Tell me, was it made by Pixies, or Fairies?
The Kruger Dunning explains most post on
This new critical vulnerability was discovered when it was found that someone turned their computer to 'ON' thereby leaving it vulnerable to crackers, hackers, script kiddies and bots. The fact that a human was operating the PC deemed it especially 'critical.'
He who knows best knows how little he knows. - Thomas Jefferson
With nothing more to go on than a couple vague sentences from eEye, here's my guess:
One major thing that make iTunes different from other music player apps is the Music Store integration, which operates as a limited web browser. On OSX it calls WebKit; on Windows either Apple built a custom minibrower or it calls Explorer. Does anyone know which, BTW?
In any case, this means that iTunes accepts URLs, specifically itms://[...]. It's also capable (on OSX at least) of launching your default browser and other URL helper apps. I'm guessing that Apple did a bad job validating input, and a malicious itms URL could trick iTunes into launching a remote file as if it were a helper app.

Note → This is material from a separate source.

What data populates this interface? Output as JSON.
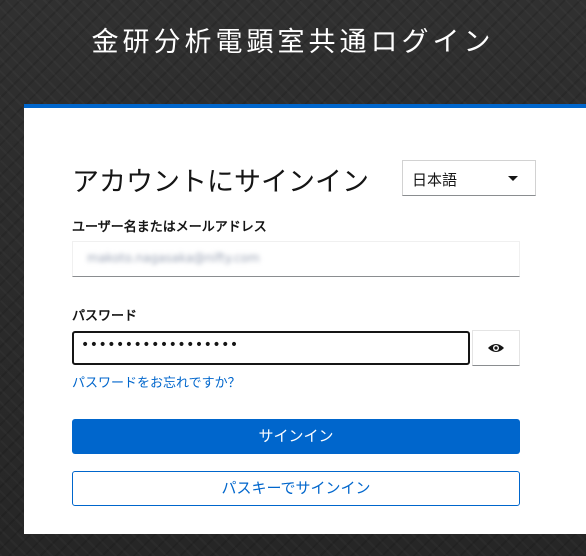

Hence the local user context. If this is the case, simply viewing an evil web page (with the itms URL as a redirect/iframe/img/whatever) in most browsers should be sufficient to start the attack.
Hopefully someone will divulge the facts soon. Let's see if I'm even close.
Is this a case of eEye E-I/O?
-b
myselfmusic
": This story initially quoted an incorrect report on the eEye Digital Security Web site saying an iTunes security flaw affected both Windows and Mac operating systems. To clarify, eEye is still testing the flaw on the Mac OS."
My parents went to Las Vegas so that i could witness "'Peak Oil'".
The advisory has been corrected.
After eEye mistakenly posted a note on its Web site saying the iTunes flaw affected "all operating systems," the security firm updated its warning to indicate that the flaw had been found only on the Windows operating system so far.
from the corrected advisory:
Operating Systems Affected:
All Microsoft Operatins Systems
No other OSes listed, just MS. So Mac OS X is not known to be affected.